Der Ton macht die Musik – Barack Hussein Obama in Kairo mit einer richtigen Rede

Er breitete vor ihnen die Karte einer neuen Welt aus, einer anderen Welt, deren Werte und Gesetze er in einfacher und klarer Sprache darstellte – in einer Mischung von Idealismus und praktischer Politik, von Vision und Pragmatismus.

Barack Hussein Obama – er legte deutlich Wert darauf, beim vollen Namen genannt zu werden – ist der mächtigste Mann der Erde. Jedes von ihm geäußerte Wort ist eine politische Tatsache.

„Eine historische Rede“, verkündeten Kommentatoren in hundert Sprachen. Ich würde lieber ein anderes Adjektiv verwenden.

Die Rede war genau richtig.

Jedes Wort war an seinem Platz, jeder Satz präzise, jeder Ton in Harmonie. Das Meisterstück eines Mannes, der der Welt eine neue Botschaft bringt.

Vom allerersten Wort an spürte jeder Zuhörer in der Halle und in der Welt die Ehrlichkeit dieses Mannes, dass sein Herz und seine Zunge im Einklang waren, dass dies kein Politiker des alten und wohlbekannten Schlages ist – heuchlerisch, frömmelnd, berechnend. Seine Körpersprache war eindeutig, genau so sein Gesichtsausdruck.

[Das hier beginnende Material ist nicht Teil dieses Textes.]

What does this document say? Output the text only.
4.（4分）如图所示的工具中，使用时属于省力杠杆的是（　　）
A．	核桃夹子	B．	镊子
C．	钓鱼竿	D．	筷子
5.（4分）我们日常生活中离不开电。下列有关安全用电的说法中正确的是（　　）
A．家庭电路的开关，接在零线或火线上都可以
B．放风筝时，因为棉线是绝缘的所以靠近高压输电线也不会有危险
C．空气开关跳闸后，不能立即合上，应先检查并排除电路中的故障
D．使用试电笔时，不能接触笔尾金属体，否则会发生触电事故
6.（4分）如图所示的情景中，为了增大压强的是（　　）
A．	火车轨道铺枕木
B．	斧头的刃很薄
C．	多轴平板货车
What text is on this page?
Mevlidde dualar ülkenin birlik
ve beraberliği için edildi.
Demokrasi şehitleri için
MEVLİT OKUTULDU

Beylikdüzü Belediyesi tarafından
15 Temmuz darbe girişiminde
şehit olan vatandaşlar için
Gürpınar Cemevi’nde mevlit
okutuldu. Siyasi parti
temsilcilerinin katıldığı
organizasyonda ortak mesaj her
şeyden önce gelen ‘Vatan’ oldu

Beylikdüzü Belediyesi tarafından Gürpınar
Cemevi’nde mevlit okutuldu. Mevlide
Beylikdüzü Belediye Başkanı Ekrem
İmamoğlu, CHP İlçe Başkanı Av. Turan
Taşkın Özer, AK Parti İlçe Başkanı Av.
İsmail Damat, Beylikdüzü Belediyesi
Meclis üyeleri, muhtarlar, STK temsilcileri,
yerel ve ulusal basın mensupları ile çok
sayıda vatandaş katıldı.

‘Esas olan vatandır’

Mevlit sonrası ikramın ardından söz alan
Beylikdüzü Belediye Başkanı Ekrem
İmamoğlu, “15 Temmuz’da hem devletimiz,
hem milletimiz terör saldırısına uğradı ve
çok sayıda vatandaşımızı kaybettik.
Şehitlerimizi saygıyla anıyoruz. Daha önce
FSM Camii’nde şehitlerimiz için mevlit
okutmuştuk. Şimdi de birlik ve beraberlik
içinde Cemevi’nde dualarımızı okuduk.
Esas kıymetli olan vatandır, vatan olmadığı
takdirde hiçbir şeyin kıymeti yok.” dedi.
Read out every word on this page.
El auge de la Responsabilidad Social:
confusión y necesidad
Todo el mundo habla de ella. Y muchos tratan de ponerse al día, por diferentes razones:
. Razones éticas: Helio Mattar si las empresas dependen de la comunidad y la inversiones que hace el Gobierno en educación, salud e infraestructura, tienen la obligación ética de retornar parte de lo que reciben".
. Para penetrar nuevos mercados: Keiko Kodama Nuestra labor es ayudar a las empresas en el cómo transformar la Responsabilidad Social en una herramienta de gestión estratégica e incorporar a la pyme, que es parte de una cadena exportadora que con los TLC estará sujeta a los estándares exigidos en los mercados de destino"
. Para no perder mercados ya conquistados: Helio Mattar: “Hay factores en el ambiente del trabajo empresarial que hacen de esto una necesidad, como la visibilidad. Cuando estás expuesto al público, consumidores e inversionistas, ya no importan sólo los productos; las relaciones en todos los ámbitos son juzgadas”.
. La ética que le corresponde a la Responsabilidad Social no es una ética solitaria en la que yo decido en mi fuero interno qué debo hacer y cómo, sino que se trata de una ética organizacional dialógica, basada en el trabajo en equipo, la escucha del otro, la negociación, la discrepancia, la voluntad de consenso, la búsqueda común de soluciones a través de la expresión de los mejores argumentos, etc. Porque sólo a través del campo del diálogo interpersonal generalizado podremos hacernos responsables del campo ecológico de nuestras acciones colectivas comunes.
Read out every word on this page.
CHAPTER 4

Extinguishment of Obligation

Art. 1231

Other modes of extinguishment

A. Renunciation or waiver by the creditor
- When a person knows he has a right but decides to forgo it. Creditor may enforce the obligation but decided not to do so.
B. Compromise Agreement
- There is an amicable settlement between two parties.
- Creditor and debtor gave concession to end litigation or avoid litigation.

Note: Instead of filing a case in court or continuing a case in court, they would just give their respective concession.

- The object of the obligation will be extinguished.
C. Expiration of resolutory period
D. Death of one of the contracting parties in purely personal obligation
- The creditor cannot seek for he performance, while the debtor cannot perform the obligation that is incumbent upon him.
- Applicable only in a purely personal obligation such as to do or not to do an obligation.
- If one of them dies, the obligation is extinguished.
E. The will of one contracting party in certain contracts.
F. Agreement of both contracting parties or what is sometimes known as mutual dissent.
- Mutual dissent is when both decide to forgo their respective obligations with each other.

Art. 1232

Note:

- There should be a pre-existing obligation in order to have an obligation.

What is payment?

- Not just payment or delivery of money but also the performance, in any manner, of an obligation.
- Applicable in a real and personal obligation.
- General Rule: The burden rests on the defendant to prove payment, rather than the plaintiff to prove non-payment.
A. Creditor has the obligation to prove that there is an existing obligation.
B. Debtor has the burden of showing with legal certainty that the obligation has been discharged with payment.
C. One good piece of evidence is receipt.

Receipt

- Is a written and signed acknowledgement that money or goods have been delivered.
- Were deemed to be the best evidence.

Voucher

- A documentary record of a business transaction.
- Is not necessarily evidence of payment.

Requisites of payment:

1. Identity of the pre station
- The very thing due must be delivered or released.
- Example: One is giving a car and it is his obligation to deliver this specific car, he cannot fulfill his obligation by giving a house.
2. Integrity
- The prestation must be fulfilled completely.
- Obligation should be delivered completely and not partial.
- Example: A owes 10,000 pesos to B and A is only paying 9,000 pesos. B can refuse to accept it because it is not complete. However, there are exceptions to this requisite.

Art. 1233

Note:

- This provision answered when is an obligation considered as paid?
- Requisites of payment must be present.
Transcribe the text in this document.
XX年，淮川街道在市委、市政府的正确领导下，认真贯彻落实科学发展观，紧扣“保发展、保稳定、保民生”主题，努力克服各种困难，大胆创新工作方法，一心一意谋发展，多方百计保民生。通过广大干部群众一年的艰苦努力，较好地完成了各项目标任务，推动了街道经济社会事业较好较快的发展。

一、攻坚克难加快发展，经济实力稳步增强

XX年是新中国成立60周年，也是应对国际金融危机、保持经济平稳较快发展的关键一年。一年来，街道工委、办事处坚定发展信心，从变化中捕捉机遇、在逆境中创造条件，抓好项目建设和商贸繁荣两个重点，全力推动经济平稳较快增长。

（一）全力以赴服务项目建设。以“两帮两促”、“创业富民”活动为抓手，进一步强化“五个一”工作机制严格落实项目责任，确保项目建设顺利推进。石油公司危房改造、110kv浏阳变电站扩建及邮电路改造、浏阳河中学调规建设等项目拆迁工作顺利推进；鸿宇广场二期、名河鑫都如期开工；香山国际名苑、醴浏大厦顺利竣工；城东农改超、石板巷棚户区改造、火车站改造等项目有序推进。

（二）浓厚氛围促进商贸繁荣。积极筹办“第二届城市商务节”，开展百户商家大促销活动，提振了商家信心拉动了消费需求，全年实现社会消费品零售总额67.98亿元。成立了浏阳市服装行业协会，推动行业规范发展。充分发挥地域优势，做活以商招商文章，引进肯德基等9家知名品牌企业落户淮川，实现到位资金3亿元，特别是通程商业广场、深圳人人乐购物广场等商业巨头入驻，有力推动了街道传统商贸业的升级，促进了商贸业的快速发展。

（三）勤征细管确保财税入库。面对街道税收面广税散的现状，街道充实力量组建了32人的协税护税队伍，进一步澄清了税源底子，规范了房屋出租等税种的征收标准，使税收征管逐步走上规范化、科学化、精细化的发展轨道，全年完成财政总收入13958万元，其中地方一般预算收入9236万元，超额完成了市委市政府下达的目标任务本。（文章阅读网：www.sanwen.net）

Deshalb war die Rede so bedeutsam. Die neue moralische Integrität und das Gefühl für Ehrlichkeit vermehrte die Wirkung des revolutionären Inhalts.

Und es war ganz gewiss eine revolutionäre Rede.

In 55 Minuten wischte sie nicht nur die acht Regierungsjahre von George W. Bush weg, sondern auch vieles der vorausgegangenen Jahrzehnte seit dem 2. Weltkrieg.

Das amerikanische Schiff drehte sich — nicht mit großer Schwerfälligkeit, wie jeder erwartete, sondern mit der Wendigkeit eines Schnellboots.

Es ist mehr als nur ein politischer Wandel. Dies geht bis an die Wurzeln des amerikanischen Bewusstseins. Der Präsident spricht zu hundert Millionen amerikanischen Bürgern, genau so wie zu einer Milliarde Muslimen.

Die amerikanische Kultur gründet sich auf den Mythen des Wilden Westens – mit seinen guten und seinen bösen Kerlen, mit Gewalt im Dienste der Gerechtigkeit, Duellen in der Mittagssonne. Da sich die amerikanische Nation aus Immigranten aus aller Welt zusammensetzt, schien es, als bräuchte ihre Einigkeit einen die Welt bedrohenden bösen Feind wie die Nazis, die Japaner, die Kommunisten. Nach dem Kollaps der Sowjetherrschaft wurde diese Rolle dem Islam übertragen.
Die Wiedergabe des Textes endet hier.